Me refiero ahora al Rey del Reino de los Cielos. Porque nosotros somos el hombre con una deuda impagable en la parábola. Ninguno de nosotros, humanos, en nuestro pecado, es capaz de pagar la deuda que tiene delante de Dios a no ser que renunciemos a esta vida. Sólo la muerte paga nuestra deuda. El Rey se compadece de nosotros y nos perdona. Prescinde de la justicia que yo merezco recibir, de la cual soy digno y me libera de ella.

Al salir de allí, el siervo perdonado encuentra un hombre que le debía apenas 100 denarios, poco más de tres meses de trabajo y le cobra sin compasión lanzándolo a la prisión. El rey, informado de tal cosa, llama de vuelta al siervo perdonado y lo condena, porque habiendo el rey actuado con misericordia por una deuda impagable, este siervo no hizo lo mismo con aquel que tenía una deuda mucho menor. Somos así, queremos el perdón ilimitado de Dios, pero queremos limitar y mucho lo que somos capaces de DONAR. Actuamos como quien piensa así: Dios puede y debe perdonarnos por todo siempre, pero aquellos que nos ofenden sufrirán la justicia que nos es derecho tan pronto podamos cobrarla. Llegaremos a las últimas consecuencias si fuera preciso, pero no aceptamos la pérdida. Y terminamos perdiendo mucho más. Perdemos la oportunidad de ser justos, porque habiendo sido perdonados mucho más por Dios, nuestros actos de justicia contra nuestros hermanos se hacen injusticia ante nuestra deuda. Perdemos la oportunidad de parecernos al Rey. Perdemos la oportunidad de ser coherentes. Perdemos la oportunidad de mejorar quien somos. Perdemos el tren del altruismo y continuamos embarcados en nuestro egoísmo descontrolado. Y lo peor: seremos lanzados a los verdugos.
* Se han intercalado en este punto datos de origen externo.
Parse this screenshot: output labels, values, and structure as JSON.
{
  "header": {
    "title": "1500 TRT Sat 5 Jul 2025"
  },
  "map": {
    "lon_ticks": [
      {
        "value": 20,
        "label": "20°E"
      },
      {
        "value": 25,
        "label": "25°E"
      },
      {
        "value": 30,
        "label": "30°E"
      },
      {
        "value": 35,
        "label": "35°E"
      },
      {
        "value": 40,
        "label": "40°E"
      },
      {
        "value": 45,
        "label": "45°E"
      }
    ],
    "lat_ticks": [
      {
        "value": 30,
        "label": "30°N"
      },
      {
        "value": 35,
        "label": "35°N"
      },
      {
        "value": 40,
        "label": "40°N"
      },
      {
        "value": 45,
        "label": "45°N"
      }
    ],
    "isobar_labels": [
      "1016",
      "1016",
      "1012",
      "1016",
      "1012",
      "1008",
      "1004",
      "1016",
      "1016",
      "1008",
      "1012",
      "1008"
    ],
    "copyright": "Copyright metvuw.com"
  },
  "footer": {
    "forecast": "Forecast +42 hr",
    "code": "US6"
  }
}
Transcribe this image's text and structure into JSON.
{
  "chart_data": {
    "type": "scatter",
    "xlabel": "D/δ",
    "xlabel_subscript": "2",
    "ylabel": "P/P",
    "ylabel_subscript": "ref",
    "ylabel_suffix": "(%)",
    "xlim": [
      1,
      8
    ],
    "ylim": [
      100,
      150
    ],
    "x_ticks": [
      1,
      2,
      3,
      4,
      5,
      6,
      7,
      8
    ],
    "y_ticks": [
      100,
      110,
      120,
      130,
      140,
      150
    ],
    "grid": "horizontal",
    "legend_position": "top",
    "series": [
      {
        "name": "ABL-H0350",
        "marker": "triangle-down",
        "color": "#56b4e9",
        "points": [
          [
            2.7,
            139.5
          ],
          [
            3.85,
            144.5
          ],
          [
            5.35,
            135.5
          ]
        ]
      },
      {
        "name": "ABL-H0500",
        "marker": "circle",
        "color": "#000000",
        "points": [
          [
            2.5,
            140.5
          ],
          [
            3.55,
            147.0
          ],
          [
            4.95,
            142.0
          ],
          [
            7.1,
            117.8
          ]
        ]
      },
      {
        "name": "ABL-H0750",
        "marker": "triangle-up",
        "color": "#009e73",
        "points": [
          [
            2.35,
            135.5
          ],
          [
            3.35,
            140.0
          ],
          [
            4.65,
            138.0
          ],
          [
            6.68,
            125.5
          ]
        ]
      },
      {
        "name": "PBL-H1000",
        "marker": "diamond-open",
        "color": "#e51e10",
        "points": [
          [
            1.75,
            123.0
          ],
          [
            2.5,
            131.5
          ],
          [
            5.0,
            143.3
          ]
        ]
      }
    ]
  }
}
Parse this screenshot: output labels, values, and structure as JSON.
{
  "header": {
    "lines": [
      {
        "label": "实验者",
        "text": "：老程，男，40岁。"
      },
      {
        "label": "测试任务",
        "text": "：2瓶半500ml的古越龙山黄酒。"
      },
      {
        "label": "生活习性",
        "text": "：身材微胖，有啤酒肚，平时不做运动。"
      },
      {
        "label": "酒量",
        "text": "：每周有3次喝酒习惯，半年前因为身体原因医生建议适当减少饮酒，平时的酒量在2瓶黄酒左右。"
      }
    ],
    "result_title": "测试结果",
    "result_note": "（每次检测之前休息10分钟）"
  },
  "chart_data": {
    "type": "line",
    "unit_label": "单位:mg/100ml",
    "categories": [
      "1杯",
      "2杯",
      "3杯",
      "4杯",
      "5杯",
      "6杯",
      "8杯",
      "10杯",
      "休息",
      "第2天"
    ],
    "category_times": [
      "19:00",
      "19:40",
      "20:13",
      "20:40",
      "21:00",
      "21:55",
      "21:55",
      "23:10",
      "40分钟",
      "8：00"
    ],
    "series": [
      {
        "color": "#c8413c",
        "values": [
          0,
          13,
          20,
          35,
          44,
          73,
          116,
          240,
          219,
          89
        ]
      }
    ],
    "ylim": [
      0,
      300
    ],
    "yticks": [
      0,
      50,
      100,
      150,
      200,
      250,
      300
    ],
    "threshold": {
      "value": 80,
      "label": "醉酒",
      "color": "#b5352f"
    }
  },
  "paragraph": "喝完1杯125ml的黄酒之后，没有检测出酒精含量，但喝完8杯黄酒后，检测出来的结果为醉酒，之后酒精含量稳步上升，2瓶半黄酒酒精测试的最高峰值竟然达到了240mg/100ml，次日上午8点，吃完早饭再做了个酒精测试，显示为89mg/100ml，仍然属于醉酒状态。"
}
Jesús intenta explicar cuánto tenemos que perder al no perder (dejar de perdonar). La parábola es clara en señalar las consecuencias para el que no perdona. Jesús informa que aquellos que no perdonan serán lanzados a los “verdugos”. Palabra de la época para torturadores. Es la forma de Jesús de informar que cuando no perdonamos, cargaremos los sentimientos que nos torturan, nos hacen debilitar, adquirir cánceres y hasta morir de disgusto. Cuando no perdonamos, nos volvemos almas torturadas, en las manos de los verdugos sufrimos, rumiamos y languidecemos en dolor por una propiedad maldita, el derecho sobre el otro, el clamor de la ira, “el veneno que yo tomo esperando que el otro muera” (adagio romano sobre la venganza). Perciba que es el Rey (Dios) que nos lanza a los verdugos. Al final, no hay nada más que se pueda hacer para ayudar a aquel que conociendo el perdón infinito limita su amor. A este, sólo le resta la tortura de odiar. ¡Líbrese de eso! ¡PIERDA! ¡PIERDA TODO! PERDONE. Siempre.